Messi took his time pulling off his many shirts, muttering unintelligibly all the time. The final layer came off and revealed what Benson suspected; several devices and leads were attached to Messi’s chest like plastic leeches. Messi slumped in embarassment. “Well?”
“How many devices are you powering?”
Benson could hardly believe it. There were three phones on charge, a holographic output, and four spare energy cells on charge. Most people couldn’t take having one mobile phone leeching off the bio-electrical energy from their heart. Messi was something of a record breaker. “You do realise that a heart charger is illegal, Mr Messi?”
“It’s my body. I can do with it what I like.”
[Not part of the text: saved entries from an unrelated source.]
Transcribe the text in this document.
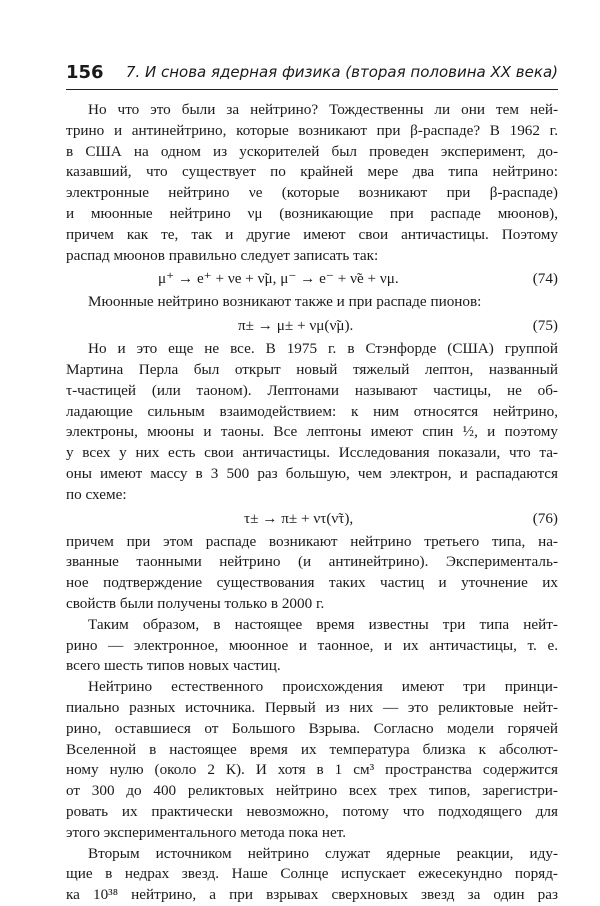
156 7. И снова ядерная физика (вторая половина XX века)
Но что это были за нейтрино? Тождественны ли они тем ней-
трино и антинейтрино, которые возникают при β-распаде? В 1962 г.
в США на одном из ускорителей был проведен эксперимент, до-
казавший, что существует по крайней мере два типа нейтрино:
электронные нейтрино νe (которые возникают при β-распаде)
и мюонные нейтрино νμ (возникающие при распаде мюонов),
причем как те, так и другие имеют свои античастицы. Поэтому
распад мюонов правильно следует записать так:
μ⁺ → e⁺ + νe + ν̃μ, μ⁻ → e⁻ + ν̃e + νμ.	(74)
Мюонные нейтрино возникают также и при распаде пионов:
π± → μ± + νμ(ν̃μ).	(75)
Но и это еще не все. В 1975 г. в Стэнфорде (США) группой
Мартина Перла был открыт новый тяжелый лептон, названный
τ-частицей (или таоном). Лептонами называют частицы, не об-
ладающие сильным взаимодействием: к ним относятся нейтрино,
электроны, мюоны и таоны. Все лептоны имеют спин ½, и поэтому
у всех у них есть свои античастицы. Исследования показали, что та-
оны имеют массу в 3 500 раз большую, чем электрон, и распадаются
по схеме:
τ± → π± + ντ(ν̃τ),	(76)
причем при этом распаде возникают нейтрино третьего типа, на-
званные таонными нейтрино (и антинейтрино). Эксперименталь-
ное подтверждение существования таких частиц и уточнение их
свойств были получены только в 2000 г.
Таким образом, в настоящее время известны три типа нейт-
рино — электронное, мюонное и таонное, и их античастицы, т. е.
всего шесть типов новых частиц.
Нейтрино естественного происхождения имеют три принци-
пиально разных источника. Первый из них — это реликтовые нейт-
рино, оставшиеся от Большого Взрыва. Согласно модели горячей
Вселенной в настоящее время их температура близка к абсолют-
ному нулю (около 2 К). И хотя в 1 см³ пространства содержится
от 300 до 400 реликтовых нейтрино всех трех типов, зарегистри-
ровать их практически невозможно, потому что подходящего для
этого экспериментального метода пока нет.
Вторым источником нейтрино служат ядерные реакции, иду-
щие в недрах звезд. Наше Солнце испускает ежесекундно поряд-
ка 10³⁸ нейтрино, а при взрывах сверхновых звезд за один раз
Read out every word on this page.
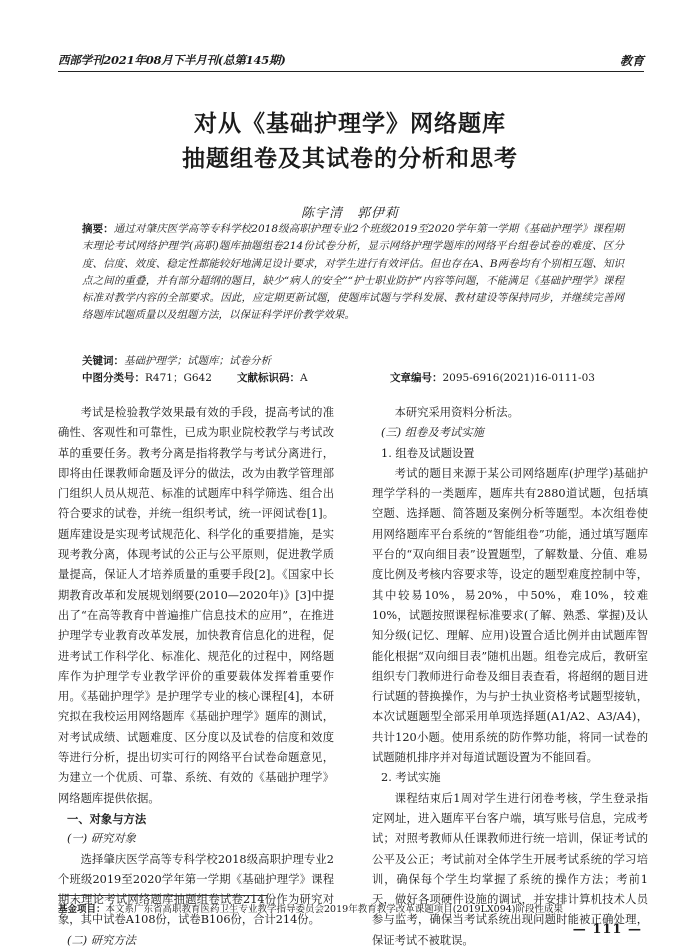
西部学刊2021年08月下半月刊(总第145期)	教育
对从《基础护理学》网络题库
抽题组卷及其试卷的分析和思考
陈宇清　郭伊莉
摘要：通过对肇庆医学高等专科学校2018级高职护理专业2个班级2019至2020学年第一学期《基础护理学》课程期末理论考试网络护理学(高职)题库抽题组卷214份试卷分析，显示网络护理学题库的网络平台组卷试卷的难度、区分度、信度、效度、稳定性都能较好地满足设计要求，对学生进行有效评估。但也存在A、B两卷均有个别相互题、知识点之间的重叠，并有部分超纲的题目，缺少“病人的安全”“护士职业防护”内容等问题，不能满足《基础护理学》课程标准对教学内容的全部要求。因此，应定期更新试题，使题库试题与学科发展、教材建设等保持同步，并继续完善网络题库试题质量以及组题方法，以保证科学评价教学效果。
关键词：基础护理学；试题库；试卷分析
中图分类号：R471；G642 文献标识码：A	文章编号：2095-6916(2021)16-0111-03

考试是检验教学效果最有效的手段，提高考试的准确性、客观性和可靠性，已成为职业院校教学与考试改革的重要任务。教考分离是指将教学与考试分离进行，即将由任课教师命题及评分的做法，改为由教学管理部门组织人员从规范、标准的试题库中科学筛选、组合出符合要求的试卷，并统一组织考试，统一评阅试卷[1]。题库建设是实现考试规范化、科学化的重要措施，是实现考教分离，体现考试的公正与公平原则，促进教学质量提高，保证人才培养质量的重要手段[2]。《国家中长期教育改革和发展规划纲要(2010—2020年)》[3]中提出了“在高等教育中普遍推广信息技术的应用”，在推进护理学专业教育改革发展，加快教育信息化的进程，促进考试工作科学化、标准化、规范化的过程中，网络题库作为护理学专业教学评价的重要载体发挥着重要作用。《基础护理学》是护理学专业的核心课程[4]，本研究拟在我校运用网络题库《基础护理学》题库的测试，对考试成绩、试题难度、区分度以及试卷的信度和效度等进行分析，提出切实可行的网络平台试卷命题意见，为建立一个优质、可靠、系统、有效的《基础护理学》网络题库提供依据。

一、对象与方法

(一) 研究对象

选择肇庆医学高等专科学校2018级高职护理专业2个班级2019至2020学年第一学期《基础护理学》课程期末理论考试网络题库抽题组卷试卷214份作为研究对象，其中试卷A108份，试卷B106份，合计214份。

(二) 研究方法

本研究采用资料分析法。

(三) 组卷及考试实施

1. 组卷及试题设置

考试的题目来源于某公司网络题库(护理学)基础护理学学科的一类题库，题库共有2880道试题，包括填空题、选择题、简答题及案例分析等题型。本次组卷使用网络题库平台系统的“智能组卷”功能，通过填写题库平台的“双向细目表”设置题型，了解数量、分值、难易度比例及考核内容要求等，设定的题型难度控制中等，其中较易10%，易20%，中50%，难10%，较难10%，试题按照课程标准要求(了解、熟悉、掌握)及认知分级(记忆、理解、应用)设置合适比例并由试题库智能化根据“双向细目表”随机出题。组卷完成后，教研室组织专门教师进行命卷及细目表查看，将超纲的题目进行试题的替换操作，为与护士执业资格考试题型接轨，本次试题题型全部采用单项选择题(A1/A2、A3/A4)，共计120小题。使用系统的防作弊功能，将同一试卷的试题随机排序并对每道试题设置为不能回看。

2. 考试实施

课程结束后1周对学生进行闭卷考核，学生登录指定网址，进入题库平台客户端，填写账号信息，完成考试；对照考教师从任课教师进行统一培训，保证考试的公平及公正；考试前对全体学生开展考试系统的学习培训，确保每个学生均掌握了系统的操作方法；考前1天，做好各项硬件设施的调试，并安排计算机技术人员参与监考，确保当考试系统出现问题时能被正确处理，保证考试不被耽误。

基金项目：本文系广东省高职教育医药卫生专业教学指导委员会2019年教育教学改革课题项目(2019LX094)阶段性成果
— 111 —
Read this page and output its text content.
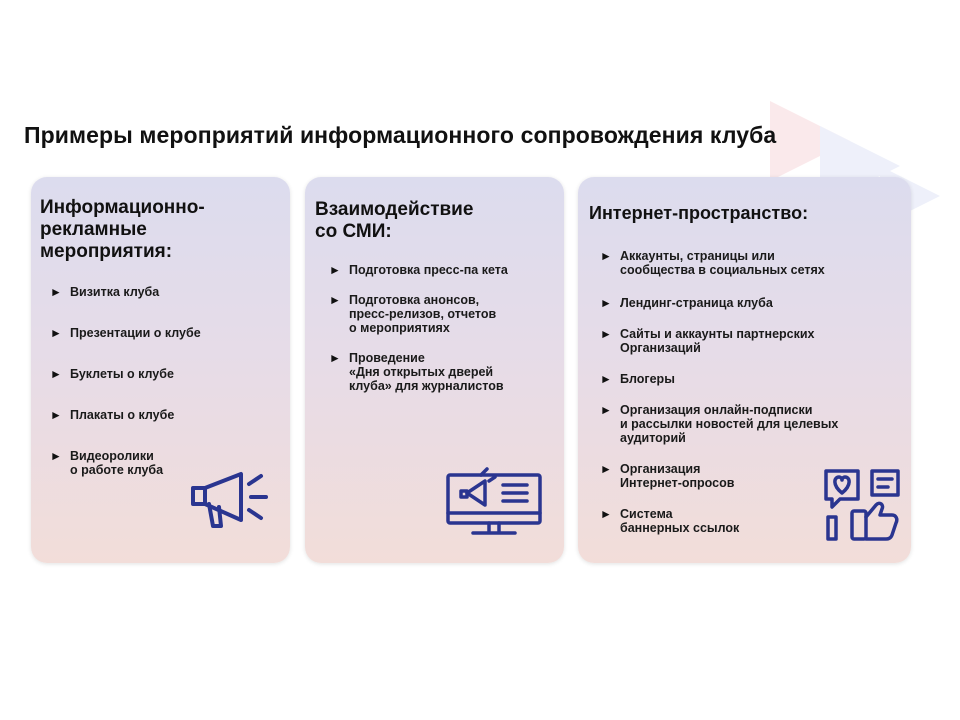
Примеры мероприятий информационного сопровождения клуба
Информационно-
рекламные
мероприятия:
► Визитка клуба
► Презентации о клубе
► Буклеты о клубе
► Плакаты о клубе
► Видеоролики
о работе клуба
Взаимодействие
со СМИ:
► Подготовка пресс-па кета
► Подготовка анонсов,
пресс-релизов, отчетов
о мероприятиях
► Проведение
«Дня открытых дверей
клуба» для журналистов
Интернет-пространство:
► Аккаунты, страницы или
сообщества в социальных сетях
► Лендинг-страница клуба
► Сайты и аккаунты партнерских
Организаций
► Блогеры
► Организация онлайн-подписки
и рассылки новостей для целевых
аудиторий
► Организация
Интернет-опросов
► Система
баннерных ссылок
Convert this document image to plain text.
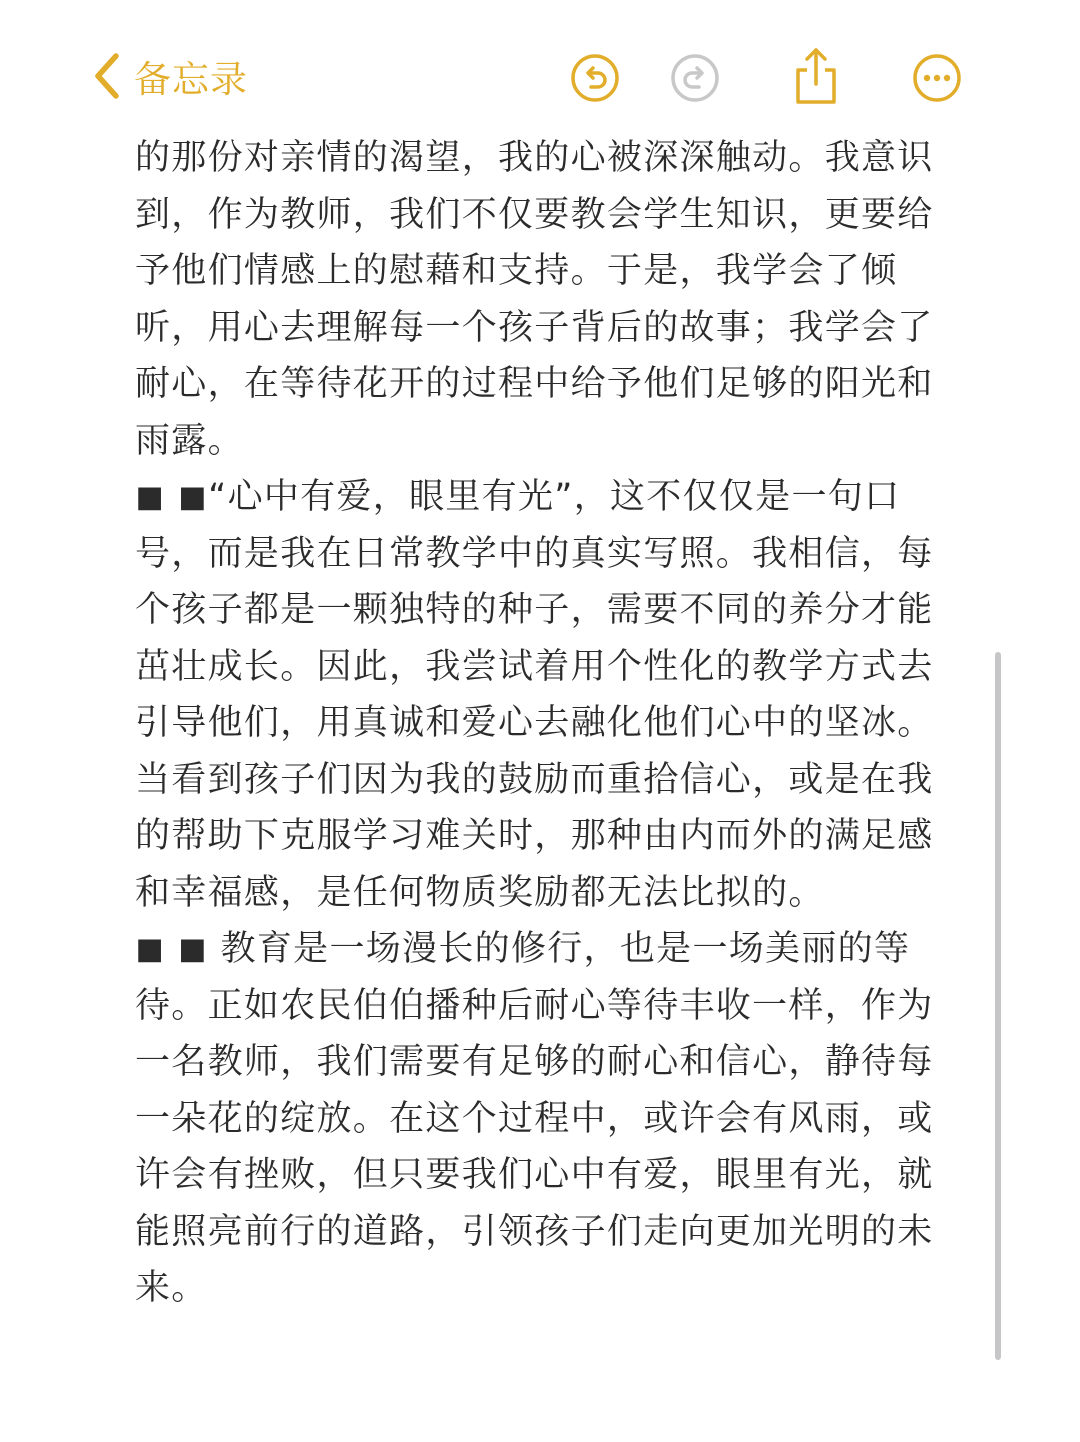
备忘录

的那份对亲情的渴望，我的心被深深触动。我意识到，作为教师，我们不仅要教会学生知识，更要给予他们情感上的慰藉和支持。于是，我学会了倾听，用心去理解每一个孩子背后的故事；我学会了耐心，在等待花开的过程中给予他们足够的阳光和雨露。

◼︎ ◼︎“心中有爱，眼里有光”，这不仅仅是一句口号，而是我在日常教学中的真实写照。我相信，每个孩子都是一颗独特的种子，需要不同的养分才能茁壮成长。因此，我尝试着用个性化的教学方式去引导他们，用真诚和爱心去融化他们心中的坚冰。当看到孩子们因为我的鼓励而重拾信心，或是在我的帮助下克服学习难关时，那种由内而外的满足感和幸福感，是任何物质奖励都无法比拟的。

◼︎ ◼︎ 教育是一场漫长的修行，也是一场美丽的等待。正如农民伯伯播种后耐心等待丰收一样，作为一名教师，我们需要有足够的耐心和信心，静待每一朵花的绽放。在这个过程中，或许会有风雨，或许会有挫败，但只要我们心中有爱，眼里有光，就能照亮前行的道路，引领孩子们走向更加光明的未来。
“Until it starts going wrong, at which point it’s someone else’s problem.” The typical mantra from the stupid; abuse the body to the point of breaking it, then burden the state with its care and repair. “I’ve never seen more than one device connected to a heart charger. You’re risking your life!”
Messi pulled his clothes back on. “Behave son! How else am I gonna keep my phone on twenty four, like? Man’s got a busy online social life!”
“You are putting an unbelievable strain on your heart. Your online life is killing your real life!” Benson found it hard to understand this kind of addiction. Surely an online experience could never be trumped by an electronic one? “You value technology more than your health, Mr Messi?”
Messi stared at Benson, long and hard, then quietly left the room.